Hanning Window: How it works
Window functions such as the hanning window are widely used in digital signal processing in order to minimize artifacts during discrete Fourier transformations. In this practical tip, we will explain how the Hanning window works and how it affects the spectrum.
Hanning Window: How it works
With a Hanning Window, you can manipulate a signal section to reduce errors in a discrete Fourier analysis. What it is used for and what it does can be summarized as follows:
- With a Fourier transformation you convert a temporal or spatial signal into a spectrum.
- You can find an example in our practical tip on FM synthesis. A YouTube video shows the time series of a complex sound and its spectrum.
- If you apply the Fourier transformation over a finite section of your time signal, errors - also called artifacts - can arise.
- If frequencies are contained in the signal whose period is not an integral multiple of the window length, the frequency "leaks" during the transformation into adjacent frequencies. This phenomenon is called "spectral leakage".

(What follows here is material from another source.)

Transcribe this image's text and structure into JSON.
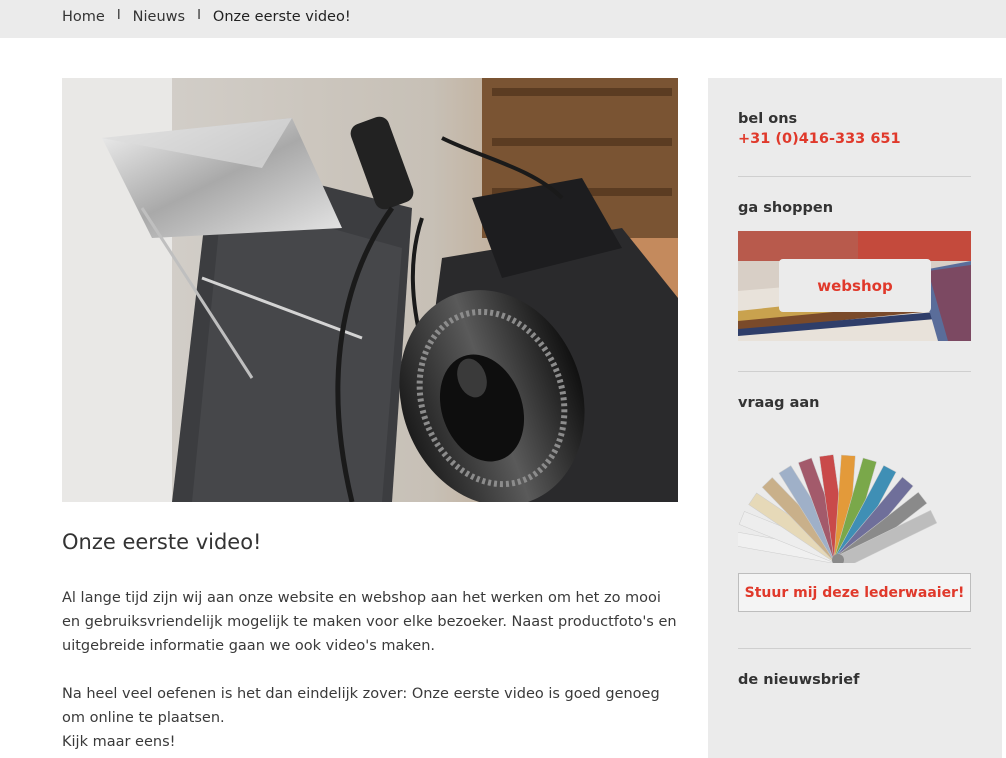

- Spectral leakage from a signal section without hanning windowing can be seen in this YouTube video. The spectrum shows very high amplitudes of frequencies that are significantly higher than the actual frequency.
- Spectral leakage is mainly caused by the steep rise at the beginning and end of the signal section.
- You need a windowing function to reduce spectral leakage.
- The Hanning window is a function of the duration of the signal section from which you want to perform a Fourier analysis. You multiply each value of the signal section by the corresponding value of the Hanning function.
- The Hanning function is: 1/2 [1 - cos (2 pi n / T)], n = 0, ..., T-1
- The figure shows a signal section (blue), the Hanning function (dashed line) and the signal that results from the weighting of the section with the Hanning window (violet).
- A Fourier transform of the signal manipulated in this way contains significantly lower frequencies. For this, the main lobe, i.e. the amplitude of the direct neighboring frequencies, is higher than without the fenestration.
- A YouTube video of the same output signal - manipulated by hanning windowing - illustrates the reduction in spectral leakage.
- After an inverse Fourier transformation, you have to undo the windowing to get the output signal again.
With the help of this practical tip and our tip on editing WAV in Mathematica, you can program spectral analyzes independently. There are different window functions that have different main lobes and different strong and wide leakage effects.